I have to admit that in my childhood dreams of Endless Summer there were more hamburger stands and beaches open. There were parties to attend, clothes to be bought, and new haircuts to try out, too.

But other than that, yes, this is Endless Summer. Sure, it's actually still spring, but I'm hoping we can get away with just renaming it Early, Early Summer. It seems appropriate that once the weeks start blending into one we may as well just throw in the seasons along with it and call it our endless summer vacation. 

So Early, Early Summer is currently in all its glory in our parts, and once again I'm stunned by the vibrancy of color that comes out of my garden. I didn't plant all of these plants, but I'm willing to take credit for the difference proper fertilizing, pruning and mulching can make in a landscape. 

As I mentioned, we planted a tree out back the other day, a Dogwood called "Cherokee Brave." And while it is something of a commemorative tree for this current time, it's also a practical planting, because a good shade tree is key to Endless Summer, too: A place to sit with some iced tea and a garden journal on a hot afternoon, or maybe even a strong Cosmopolitan and a bad novel a little later on in the day. Or reverse the order and have your cosmo at 10:00 am. Because Endless Summer, you know?

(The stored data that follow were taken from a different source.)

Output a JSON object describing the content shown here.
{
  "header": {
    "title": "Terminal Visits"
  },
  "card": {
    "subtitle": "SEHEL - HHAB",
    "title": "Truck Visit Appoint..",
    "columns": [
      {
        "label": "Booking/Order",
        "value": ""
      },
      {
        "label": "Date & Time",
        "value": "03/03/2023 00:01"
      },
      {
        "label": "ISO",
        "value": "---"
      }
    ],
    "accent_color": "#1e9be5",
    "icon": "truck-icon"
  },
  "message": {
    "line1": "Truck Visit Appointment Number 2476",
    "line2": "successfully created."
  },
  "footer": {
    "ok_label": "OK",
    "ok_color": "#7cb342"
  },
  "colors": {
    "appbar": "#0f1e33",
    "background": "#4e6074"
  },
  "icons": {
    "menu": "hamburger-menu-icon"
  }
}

The vegetables are all up and growing madly, the way they do in Oregon once it stops raining every day. Honestly, I've never grown plants in a place so amenable to the plants themselves. Stand still long enough and some mystery vine or grass will begin covering your feet. It's inspiring and also scary at times, how well things grow here. 

I'm currently having way too many virtual Happy Hours with friends. But in Endless Summer, if you're over 21, there must be libations and friendships both new and old. There's a lot of things I'm going to worry about "once this whole thing is over" (favorite phrase of Planet Earth right now). Things like my waistline, my alcohol consumption, and my master-level ability to put things off until another day. 

But I think, for now, I'm just going to be thankful I'm here to enjoy Endless Summer. I don't know what the future holds, but for now it's good in our home, where there is more boredom than worry, and more anxiousness to get out and about than fear of going out and getting sick.

Gotta take your Endless Summer wins where you find them.